At 4 p.m., the ice cleared, and set-up began for the Night Fly and Laser Show. The Madison Symphony Orchestra took their places inside Monona Terrace, spectators paying $15 for seats lined the windows, spectators willing to brave the cold lined the bike path outside, and at 6 p.m. spotlights, lasers, and smoke machines kicked into action. Problem was, there was even less wind than earlier in the day. Anne Harris’ gigantic new Merlin the Magician, powered by a blower fan, towered over the spectators, while other flyers lofted trains of holographic diamonds and ran as fast as their ice spikes would let them. George Peters entertained everyone by pulling various birds, Kat Man, and playsails directly in front of the viewing areas. And the Decorators managed to be even more amazing than they were in the daylight by letting the green lasers dance on their Revs.

Afterwards, there was a $100/plate fundraising dinner. While the governor’s wife and other high-society guests arrived in evening gowns and formal wear, the kiters ducked into bathrooms to look for matching socks and clean t-shirts. In our world, “semi-formal” can mean anything from a suit (Roger Chewning) to a silk kimono (Scott Skinner) to the shirt and jeans you wore all day (the Decs). And as long as everyone knows you’re a kiter, you can get away with it.

Sunday dawned with 20 mph winds and sunny skies. The ice at the foot of the spectator bridge had cracked on Saturday afternoon, but the cold weather had frozen the shoreline solid. And once again, the flyers launched an aerial art gallery. The inflatables proved most popular, with puffer fish and basking shark sweeping back and forth, occasionally wrapping themselves around unsuspecting spectators. Chewning sent up a giant American flag flowform with 300’ tails, while George Peter created a wind garden of banners, birds, and huge Kat and Bird Man kites.

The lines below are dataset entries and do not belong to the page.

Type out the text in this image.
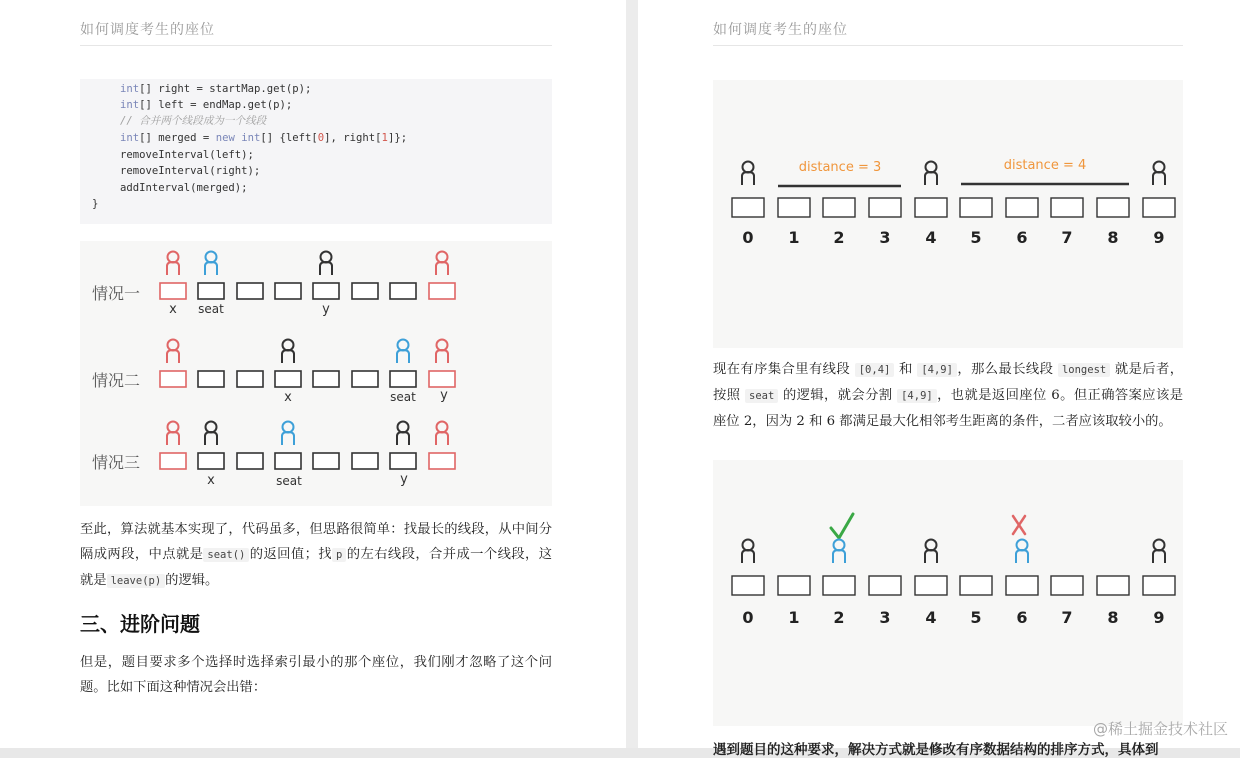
如何调度考生的座位
int[] right = startMap.get(p);
int[] left = endMap.get(p);
// 合并两个线段成为一个线段
int[] merged = new int[] {left[0], right[1]};
removeInterval(left);
removeInterval(right);
addInterval(merged);
}
情况一
情况二
情况三
x seat	y
x	seat y
x	seat	y

至此，算法就基本实现了，代码虽多，但思路很简单：找最长的线段，从中间分隔成两段，中点就是 seat() 的返回值；找 p 的左右线段，合并成一个线段，这就是 leave(p) 的逻辑。

三、进阶问题
但是，题目要求多个选择时选择索引最小的那个座位，我们刚才忽略了这个问题。比如下面这种情况会出错：
如何调度考生的座位
distance = 3	distance = 4
0 1 2 3 4 5 6 7 8 9

现在有序集合里有线段 [0,4] 和 [4,9] ，那么最长线段 longest 就是后者，按照 seat 的逻辑，就会分割 [4,9] ，也就是返回座位 6。但正确答案应该是座位 2，因为 2 和 6 都满足最大化相邻考生距离的条件，二者应该取较小的。

0 1 2 3 4 5 6 7 8 9
遇到题目的这种要求，解决方式就是修改有序数据结构的排序方式，具体到
@稀土掘金技术社区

With military precision, the stunt kite teams did demo after demo. The Fire had a spectacular mid-air crash and leading edge blow-up, and a team of volunteers had to hold Ray Bethell in place, but the crowds ate it all up. Lee Sedgewick zoomed over to center stage for some skiing demos, jumping over sandbags and doing mid-air tricks (and cutting Bethell’s lines in the process! Oops!).

As the sun sank over the Capitol Building, the surface of the ice was slushy from the friction of thousands of feet. Kites got soaked as they landed, and had to be taken inside for drying off. Long underwear was peeled off, boots were removed, hat hair stuck out in all directions, and Monona Terrace was filled with the pungently happy aroma of wet ripstop and sweaty kitefliers.

No festival of this magnitude would be complete without a farewell dinner, and a gathering of 60+ kiters in a German restaurant fills the bill. Ask anyone who was there about drinking from “The Boot”; if they can remember it, they probably weren’t really there. I can report, however, that while the Decorators drank prodigiously, Ray Bethell took on all comers and thoroughly doused his liver in brew. Robert Trepanier won the best hat prize for his furry leopard spotted chapeau (said Gomberg, “There were so many great hats here, and the guy with the best butt wins. It figures.”).

So why not fly kites on ice? The winds were good, the crowds were large, and everyone had a good time. The sponsors were happy to see lots of people having fun, and to get their own logo rokkakus. The organizers, led by Linda Underwood and Angie Tyler, were exhausted but smiling. And as we wondered how big an ice screw to use as an anchor if Peter Lynn were to show up, it seems clear that next year will be bigger, better, and icier.

If you watched the TV show, M*A*S*H*, you might remember this toast made by one of the doctors. I offer it up in salute of a great new event…

“Ladies and gentleman, take my advice:

Pull down your pants, and slide on the ice.”